At the moment I love it; it absolutely reeks of Franz Kafka and David Lynch, though at over 600 pages long I’m not sure how long this style can be sustained whilst keeping my interest. However, at the moment I am finding it very hypnotic.
Middlemarch is now in mourning – well Dorothea is anyway. Mr Casaubon has passed away and been buried. It has been revealed that he had added a codicil to his will that should Dorothea re-marry she loses all property willed to her. But this is only effective if she marries a certain person - it was put in there to stop Will Ladislaw from making any advances towards her due to Casaubon’s intense jealously of him. But her family are concerned that its outward appearance to Middlemarchers would be that Dorothea had invited Will’s attentions whilst she was still a married woman.
Dorothea is staying with her sister Celia, her husband Sir James Chettam and their young son. Celia is coming across as very shallow and hurtful towards Dorothea, seeming to believe that Mr Casaubon’s death could not have come too soon and asking how wonderful is her son’s upper lip (all in the same sentence) with absolutely no thought to Dorothea’s feelings. Sir James is determined to do something about Will Ladislaw by sending him away somewhere, and poor Dorothea is feeling a bit lost at the moment. Sir James felt that something should have been done to prevent her marriage to Mr Casaubon and he’s going to make damn sure she doesn’t fall into any future mistakes. I like this character actually, he had once proposed to Dorothea but she turned him down and was at times very rude to him, but he holds no grudges against her whatsoever and just wants what’s best for her. But what’s best in someone’s eyes is not always what is best all round……. We’ll have to wait and see on that score.
Whilst reading up a little bit about this novel (which apparently started out as a short story about Dorothea Brooke and another short story about a country doctor) it was mentioned that Middlemarch was the superior novel of it’s type compared with Thackeray’s Vanity Fair (one of my favourites), Dickens’ Bleak House (I was disappointed with that one), a couple of others which I can’t remember and I can’t be bothered to dig out the info (!) and Wives and Daughters by Elizabeth Gaskell.
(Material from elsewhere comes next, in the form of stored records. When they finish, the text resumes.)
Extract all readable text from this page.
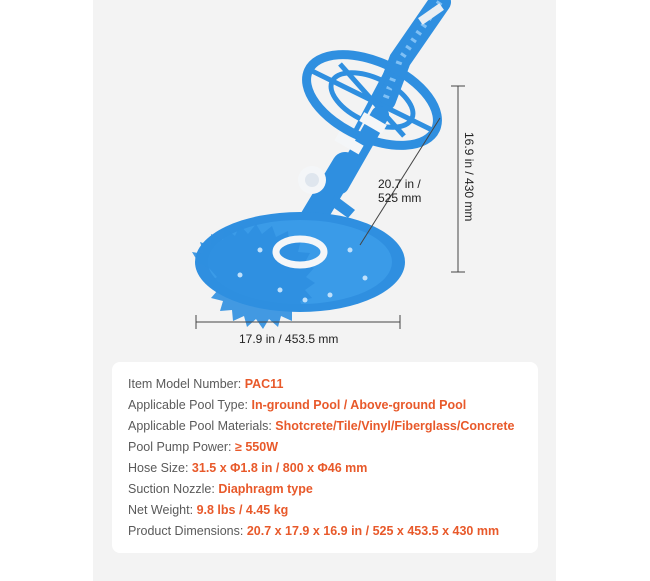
17.9 in / 453.5 mm
16.9 in / 430 mm
20.7 in /
525 mm
Item Model Number: PAC11
Applicable Pool Type: In-ground Pool / Above-ground Pool
Applicable Pool Materials: Shotcrete/Tile/Vinyl/Fiberglass/Concrete
Pool Pump Power: ≥ 550W
Hose Size: 31.5 x Φ1.8 in / 800 x Φ46 mm
Suction Nozzle: Diaphragm type
Net Weight: 9.8 lbs / 4.45 kg
Product Dimensions: 20.7 x 17.9 x 16.9 in / 525 x 453.5 x 430 mm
I love Elizabeth Gaskell so will be putting that on my list for this year.
I’ve almost finished Violent Exposure, with not much more to relate really just waiting to see if the ending is satisfying. For a light read away from the classics it’s been pretty good. I might find time to read an earlier book Frantic before our Book Club talk. I’ve also taken a break from Melmoth for a couple of nights; only because I’m trying to get through the Katherine Howell’s before our meeting, but will get back to it soon.